The Malaysian minister came up with the statement on Thursday, following previous suspicions that they could contain multiple corpses of trafficked migrants.
"There is no mass grave. This is one person, one grave," Reuters quoted Wan Junaidi Tuanku Jaafar.
In a press conference near the grave sites, the minister said that the bodies had been buried with "proper white wrapping" and ceremonial camphor had been used.
"Based on the size of the graves, and after the area was cleared... we have a clearer indication -- single grave, single person," he told reporters.
"The reason for the exhumation is to see whether a crime has been committed, violence was made against those people," the minister added.
"Based on our findings so far, seems like proper burial, the bodies were wrapped in white cloth. It is like the Muslim burial ... some are shallow graves, not all," Wan Junaidi said at a press conference in the border town of Wang Kelian.
Four bodies have so far been recovered since Malaysian police forensic teams began digging this week at abandoned jungle camps along the Malaysia-Thailand border. Wan Junaidi said the task should be completed by the first week of June.

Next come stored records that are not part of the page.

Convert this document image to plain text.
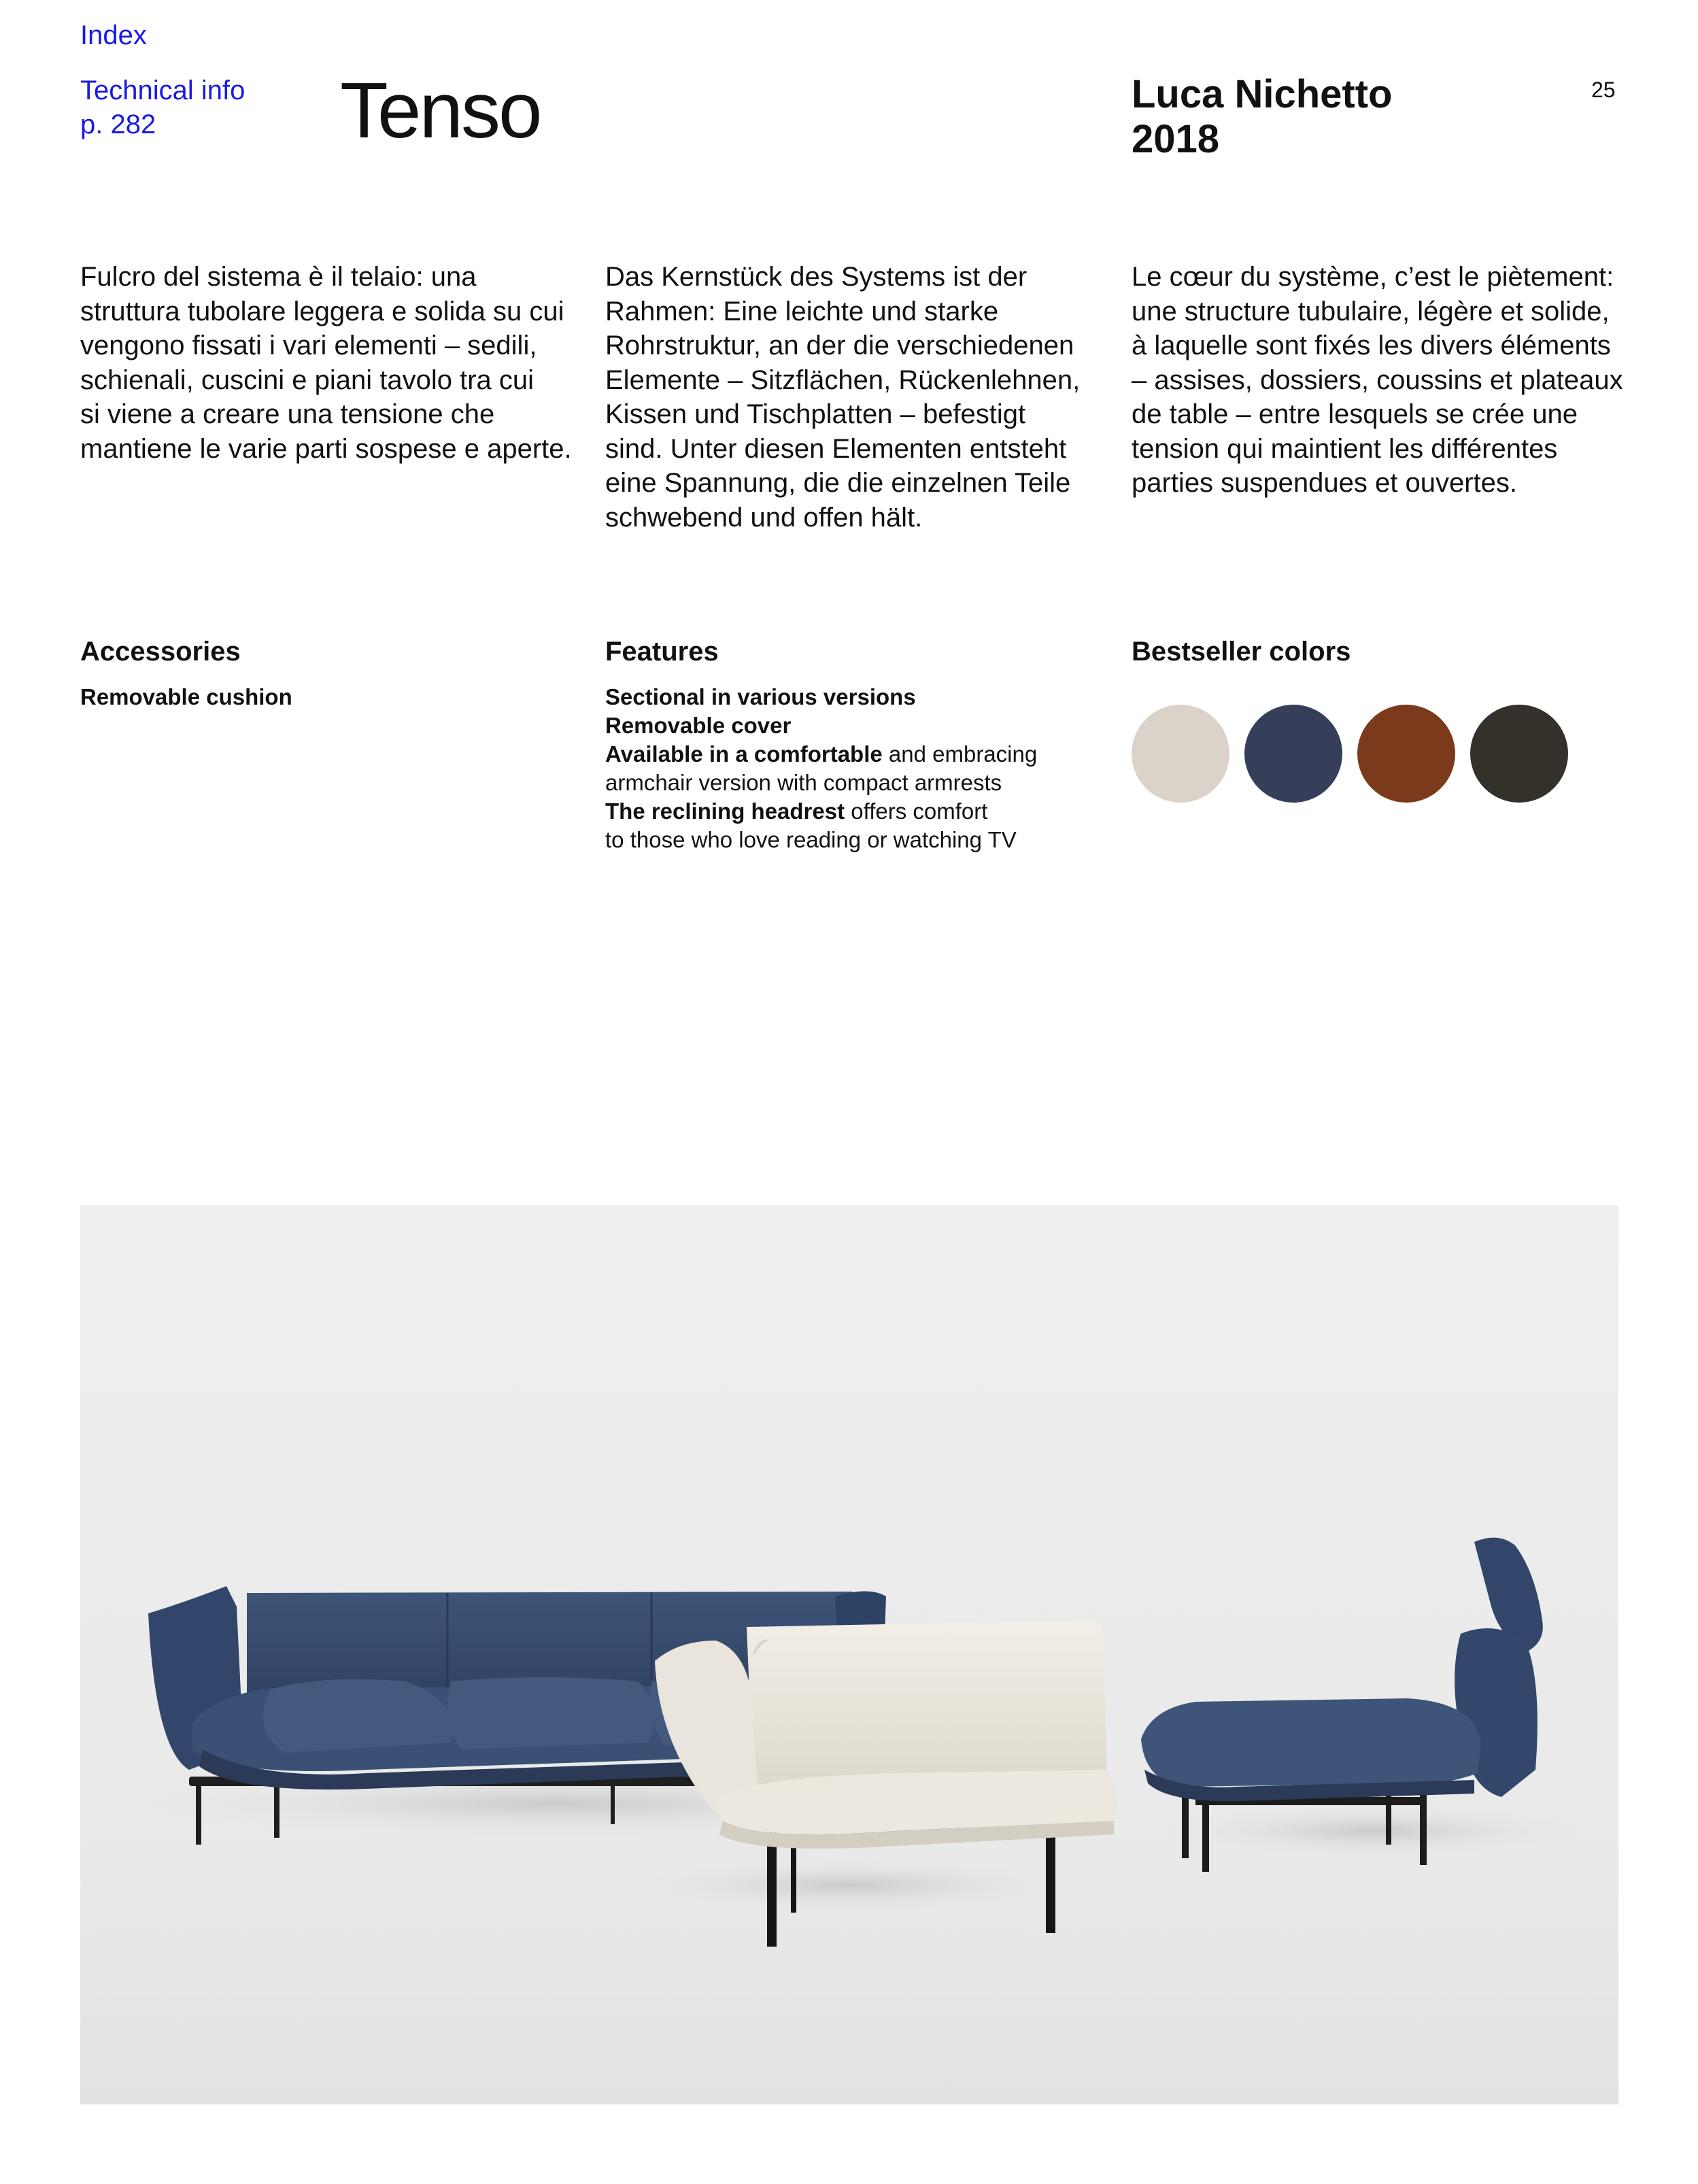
Index
Technical info
p. 282	Tenso	Luca Nichetto
2018
25
Fulcro del sistema è il telaio: una
struttura tubolare leggera e solida su cui
vengono fissati i vari elementi – sedili,
schienali, cuscini e piani tavolo tra cui
si viene a creare una tensione che
mantiene le varie parti sospese e aperte.
Das Kernstück des Systems ist der
Rahmen: Eine leichte und starke
Rohrstruktur, an der die verschiedenen
Elemente – Sitzflächen, Rückenlehnen,
Kissen und Tischplatten – befestigt
sind. Unter diesen Elementen entsteht
eine Spannung, die die einzelnen Teile
schwebend und offen hält.
Le cœur du système, c’est le piètement:
une structure tubulaire, légère et solide,
à laquelle sont fixés les divers éléments
– assises, dossiers, coussins et plateaux
de table – entre lesquels se crée une
tension qui maintient les différentes
parties suspendues et ouvertes.
Accessories
Removable cushion
Features
Sectional in various versions
Removable cover
Available in a comfortable and embracing
armchair version with compact armrests
The reclining headrest offers comfort
to those who love reading or watching TV
Bestseller colors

Wan Junaidi had said on Wednesday that 12 Malaysian police officials had been detained as a result, but on Thursday clarified that only two were directly connected with the discovery of the graves near the border village of Wang Kelian.
"Actually, two of them are suspects connected to the graves at Wang Kelian," the minister said. "The remainder are connected to human trafficking and to the operation we started in 2014. No connection to the graves."
He said the two police officers were suspected of involvement in transporting the migrants, but did not elaborate.